How Free Can Religion Be?
How Free Can Religion Be?
Randall P. Bezanson
Urbana and Chicago: University of Illinois Press, 2006, 286pp.
Bezanson’s book provides an insightful and accessible analysis of complex social and constitutional issues. Throughout the book, Bezanson demonstrates a deep appreciation for the difficult task that the Supreme Court faces in trying to strike an appropriate balance between religion and law. The core of legality is experience but not logic. The Supreme Court gives life to the law. Religion guarantees non-establishment and freedom from exercise and it represents the Supreme Court’s not the Constitution’s idea of religious freedom. The Supreme Court basis its decisions on the logic and reason of the history, text and purposes of the Constitution.
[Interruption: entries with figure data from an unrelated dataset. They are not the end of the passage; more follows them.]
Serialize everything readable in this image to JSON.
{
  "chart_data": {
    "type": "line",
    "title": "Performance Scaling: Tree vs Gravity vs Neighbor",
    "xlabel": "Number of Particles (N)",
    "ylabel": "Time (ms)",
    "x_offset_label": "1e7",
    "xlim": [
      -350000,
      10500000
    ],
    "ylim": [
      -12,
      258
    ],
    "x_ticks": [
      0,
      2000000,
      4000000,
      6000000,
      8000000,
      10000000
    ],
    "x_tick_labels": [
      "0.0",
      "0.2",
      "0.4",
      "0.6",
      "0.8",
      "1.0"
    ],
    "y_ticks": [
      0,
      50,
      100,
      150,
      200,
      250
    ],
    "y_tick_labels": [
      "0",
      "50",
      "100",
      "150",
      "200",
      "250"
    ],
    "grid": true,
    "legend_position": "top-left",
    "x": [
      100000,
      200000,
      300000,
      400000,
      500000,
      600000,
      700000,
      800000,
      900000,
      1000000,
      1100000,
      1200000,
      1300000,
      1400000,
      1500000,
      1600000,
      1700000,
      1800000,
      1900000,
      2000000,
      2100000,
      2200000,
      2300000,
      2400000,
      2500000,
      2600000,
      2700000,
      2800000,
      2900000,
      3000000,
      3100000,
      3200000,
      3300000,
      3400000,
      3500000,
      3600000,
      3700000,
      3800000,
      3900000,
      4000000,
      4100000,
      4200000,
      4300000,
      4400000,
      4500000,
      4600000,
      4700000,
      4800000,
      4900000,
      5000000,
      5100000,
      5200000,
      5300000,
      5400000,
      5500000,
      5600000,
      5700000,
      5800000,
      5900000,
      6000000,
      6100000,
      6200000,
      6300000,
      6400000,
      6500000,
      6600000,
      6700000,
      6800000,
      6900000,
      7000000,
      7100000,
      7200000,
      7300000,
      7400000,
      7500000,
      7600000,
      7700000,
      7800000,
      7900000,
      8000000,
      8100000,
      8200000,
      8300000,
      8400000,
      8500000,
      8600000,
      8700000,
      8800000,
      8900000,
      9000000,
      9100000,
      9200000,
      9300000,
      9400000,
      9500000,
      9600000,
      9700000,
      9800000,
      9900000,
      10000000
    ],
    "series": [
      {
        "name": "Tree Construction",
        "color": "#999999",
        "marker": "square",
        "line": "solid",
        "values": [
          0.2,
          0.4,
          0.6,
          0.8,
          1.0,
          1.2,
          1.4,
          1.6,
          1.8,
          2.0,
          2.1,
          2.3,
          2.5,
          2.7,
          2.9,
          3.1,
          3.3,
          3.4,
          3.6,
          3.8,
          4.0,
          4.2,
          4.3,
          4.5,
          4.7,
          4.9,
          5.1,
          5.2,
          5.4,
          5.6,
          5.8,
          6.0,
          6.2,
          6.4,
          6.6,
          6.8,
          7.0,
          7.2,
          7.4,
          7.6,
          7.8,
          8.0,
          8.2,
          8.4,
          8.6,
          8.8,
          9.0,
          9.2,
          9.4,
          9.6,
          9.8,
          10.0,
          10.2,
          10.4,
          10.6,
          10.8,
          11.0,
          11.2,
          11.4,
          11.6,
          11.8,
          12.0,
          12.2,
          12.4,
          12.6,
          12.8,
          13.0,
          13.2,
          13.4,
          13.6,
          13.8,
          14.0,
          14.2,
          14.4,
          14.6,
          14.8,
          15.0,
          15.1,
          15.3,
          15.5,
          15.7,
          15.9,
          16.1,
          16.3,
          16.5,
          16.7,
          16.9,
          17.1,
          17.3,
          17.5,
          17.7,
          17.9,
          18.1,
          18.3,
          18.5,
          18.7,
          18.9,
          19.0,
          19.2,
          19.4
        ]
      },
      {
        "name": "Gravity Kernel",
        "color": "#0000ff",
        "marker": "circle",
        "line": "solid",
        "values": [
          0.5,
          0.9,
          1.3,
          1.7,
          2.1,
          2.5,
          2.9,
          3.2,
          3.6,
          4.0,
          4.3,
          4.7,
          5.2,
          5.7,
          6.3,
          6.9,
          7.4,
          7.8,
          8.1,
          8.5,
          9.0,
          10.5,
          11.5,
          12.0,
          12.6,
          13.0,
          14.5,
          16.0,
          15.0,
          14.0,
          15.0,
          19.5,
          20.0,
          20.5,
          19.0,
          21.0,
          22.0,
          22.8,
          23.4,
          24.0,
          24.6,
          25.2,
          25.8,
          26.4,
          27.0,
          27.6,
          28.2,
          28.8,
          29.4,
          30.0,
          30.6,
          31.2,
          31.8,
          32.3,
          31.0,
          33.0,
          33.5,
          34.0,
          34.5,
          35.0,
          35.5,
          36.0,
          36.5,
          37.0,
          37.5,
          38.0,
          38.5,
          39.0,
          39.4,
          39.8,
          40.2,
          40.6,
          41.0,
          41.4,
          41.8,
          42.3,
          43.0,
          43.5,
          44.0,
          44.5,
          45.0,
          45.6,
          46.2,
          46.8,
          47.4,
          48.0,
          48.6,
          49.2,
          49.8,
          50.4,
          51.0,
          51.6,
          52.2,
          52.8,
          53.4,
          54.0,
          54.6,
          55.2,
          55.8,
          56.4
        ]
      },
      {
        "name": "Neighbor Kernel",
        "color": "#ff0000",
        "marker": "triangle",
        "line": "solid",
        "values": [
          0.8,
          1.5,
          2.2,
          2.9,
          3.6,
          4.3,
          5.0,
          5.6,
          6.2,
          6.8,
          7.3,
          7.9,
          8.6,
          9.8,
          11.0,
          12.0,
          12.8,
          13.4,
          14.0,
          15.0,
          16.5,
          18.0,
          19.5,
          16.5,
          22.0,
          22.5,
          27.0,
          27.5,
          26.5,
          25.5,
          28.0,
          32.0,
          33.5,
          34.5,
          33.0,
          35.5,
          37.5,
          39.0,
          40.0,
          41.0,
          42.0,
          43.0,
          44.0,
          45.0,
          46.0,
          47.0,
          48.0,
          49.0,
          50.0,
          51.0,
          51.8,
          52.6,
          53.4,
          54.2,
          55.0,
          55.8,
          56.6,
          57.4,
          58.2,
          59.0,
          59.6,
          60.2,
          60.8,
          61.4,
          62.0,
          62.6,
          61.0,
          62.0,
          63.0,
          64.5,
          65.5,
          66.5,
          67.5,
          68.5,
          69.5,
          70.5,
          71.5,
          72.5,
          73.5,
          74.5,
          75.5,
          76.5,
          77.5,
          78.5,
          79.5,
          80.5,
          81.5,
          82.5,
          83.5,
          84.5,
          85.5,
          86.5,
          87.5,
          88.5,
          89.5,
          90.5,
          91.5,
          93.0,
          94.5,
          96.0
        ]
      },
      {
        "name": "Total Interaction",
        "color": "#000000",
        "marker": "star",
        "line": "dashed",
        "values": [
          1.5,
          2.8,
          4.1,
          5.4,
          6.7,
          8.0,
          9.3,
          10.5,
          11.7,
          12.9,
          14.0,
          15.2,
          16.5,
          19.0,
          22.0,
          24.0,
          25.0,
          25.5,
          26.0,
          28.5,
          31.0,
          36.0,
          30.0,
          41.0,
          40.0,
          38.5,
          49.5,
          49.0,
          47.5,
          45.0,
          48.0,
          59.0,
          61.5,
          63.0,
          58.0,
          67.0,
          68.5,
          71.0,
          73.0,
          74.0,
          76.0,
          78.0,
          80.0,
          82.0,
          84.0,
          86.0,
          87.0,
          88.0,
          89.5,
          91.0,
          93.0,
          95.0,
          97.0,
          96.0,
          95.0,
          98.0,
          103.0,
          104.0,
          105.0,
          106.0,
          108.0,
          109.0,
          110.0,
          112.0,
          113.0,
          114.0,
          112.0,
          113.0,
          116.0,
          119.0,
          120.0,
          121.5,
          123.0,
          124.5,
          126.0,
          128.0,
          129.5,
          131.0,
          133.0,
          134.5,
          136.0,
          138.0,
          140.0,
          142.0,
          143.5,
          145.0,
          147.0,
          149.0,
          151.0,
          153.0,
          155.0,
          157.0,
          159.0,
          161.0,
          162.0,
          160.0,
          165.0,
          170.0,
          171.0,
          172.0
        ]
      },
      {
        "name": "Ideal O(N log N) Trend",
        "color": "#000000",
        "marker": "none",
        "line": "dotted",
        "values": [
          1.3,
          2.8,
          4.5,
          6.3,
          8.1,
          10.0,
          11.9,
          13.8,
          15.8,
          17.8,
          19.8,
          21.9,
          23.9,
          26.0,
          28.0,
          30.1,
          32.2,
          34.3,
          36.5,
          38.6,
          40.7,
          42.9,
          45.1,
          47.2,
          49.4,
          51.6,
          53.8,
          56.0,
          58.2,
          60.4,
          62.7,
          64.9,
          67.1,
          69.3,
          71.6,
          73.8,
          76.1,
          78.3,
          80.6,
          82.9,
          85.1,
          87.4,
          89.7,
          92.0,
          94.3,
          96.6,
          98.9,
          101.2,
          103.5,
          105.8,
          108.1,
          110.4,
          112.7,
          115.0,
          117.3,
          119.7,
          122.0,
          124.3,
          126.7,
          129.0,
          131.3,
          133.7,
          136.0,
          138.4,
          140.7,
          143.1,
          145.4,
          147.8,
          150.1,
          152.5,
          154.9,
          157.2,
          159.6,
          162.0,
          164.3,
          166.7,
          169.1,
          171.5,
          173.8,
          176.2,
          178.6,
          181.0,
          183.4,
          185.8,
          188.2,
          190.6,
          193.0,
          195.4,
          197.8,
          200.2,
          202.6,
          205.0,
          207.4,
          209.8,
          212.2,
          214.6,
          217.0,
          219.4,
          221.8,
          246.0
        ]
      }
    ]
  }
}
To not do this is to fail to exercise its power properly and within necessary limits. The Supreme Court is largely loyal to logic and reason. However, despite this, it is also deeply divided. Congress cannot make laws respecting an establishment of religion or prohibiting its free exercise. Logic and reason usually mark the Court’s decisions, though they have competed at a fundamental level since the beginning of time.
There is usually a strict separation between religion and law. Freedom in America usually exists at an individual but not an institutional level. Churches consist of a group of like-minded individuals. Without the energy of individual acts of religious conscience, churches would ossify altogether. Ideas of individual liberty cannot flourish in a religious environment when the state can discriminate against an individual’s religious ideas and actions, denying them an equal place in the secular world. There are two visions of religious liberty in America that are not vying for dominance. One focuses on the institution of religion while the other focuses predominantly on the individual. These two views arise from conflicting core premises and they cannot be easily reconciled.
The equality principle of religious liberty cannot maintain any separation between church and state. What the law of religion guarantees is ambiguous, ungirded by deeply conflicting premises, marked by judicial uncertainty and freighted with detailed and technical distinctions. Thus, religion operates on two levels: at the institutional and the structural level in the case of non-establishment and at the individual and libertarian level in the case of free exercise. The ambiguity is not entirely the result of indecision or the work of a Court in transition. Instead, it is inherent in the very nature of what religion guarantees. Both the institutional and the individual levels of free exercise seem to matter.
When religion and legality intersect, it causes an ambiguity since the balance between non-establishment and free exercise is what divides the Court most clearly at its extremes. To focus only on these two sets of views would be to miss another larger issue which is underlined by the fact that experience must be leavened by reason, text and logic. For instance, can the Court really decide whether a December display of a Menorah and a Christmas tree are any differently religious than a display of a creche? It is entirely possible that the real fight on the Court, and the real source of confusion occurs as a result of the disagreement over the role a text-and-history-bound judicial branch can play in setting the rule for religious freedom and the relationship between secular government and religious beliefs and institutions. Thus, areas of ambiguity are inherent in the very idea of religious liberty in an organized society. Americans are a religious people. That means that questions of religion are never far from our minds and hearts. Answers to these questions are acts of belief. How then can obedience to god be reconciled with obedience to human institutions, including most notably the authority of the secular state?
Bezanson believes that obedience to God can be reconciled with obedience to human institutions. America has committed itself to a society in which churches coexist with one another and with all other institutions and peoples. This coexistence is not just a concession, but also a belief that a richer social order will result. But coexistence takes a lot of hard work to achieve. The place of the individual’s person’s religious freedom must be strongly guaranteed. Religion consists not of churches or doctrines or texts but of an individual’s free-willed beliefs. Without individual religious freedom, government could simply compose the rules of coexistence of churches and institutional religions and enforce them. Under such a regime, churches would take their rightful place in the social order, play out their social roles, and persist. However, this would merely cause stasis, and nothing more.
What is needed is a social and legal order that can adapt itself to changing circumstances, that can preserve space for evolution of religious institutions at the hands of religious people, that can leave the needed play in the joints, and that can live with a certain degree of ambiguity. This can occur only by loosening the legal and social constraints at the appropriate times. Such a government cannot be hostile to religion. However, neither can it be neutral to religion. Instead, such a government should facilitate religion, leaving it room to live or die, and to grow or change on its own. In facilitating religion, government can’t intrude and mustn’t control. Instead, it must keep to its distinct and secular sphere. Thus, religion and law cannot occupy mutually exclusive spheres. They very often overlap. Thus, when law and religion overlap they must respect the distinct responsibilities of each. Bezanson believes that such a system would be ambiguous and messy, informed by general principles yet operated by the demands of practicality and uncertainty, and marked by atomized choices. America is the most religiously diverse, religiously preoccupied and yet religiously free country in the world and in all of human history. God guides events and governs our actions, yet we follow the rules laid down by the secular state. Thus, Bezanson believes that it is possible to embrace two these inconsistent ideas at the same time. This is why religion is truly free in America.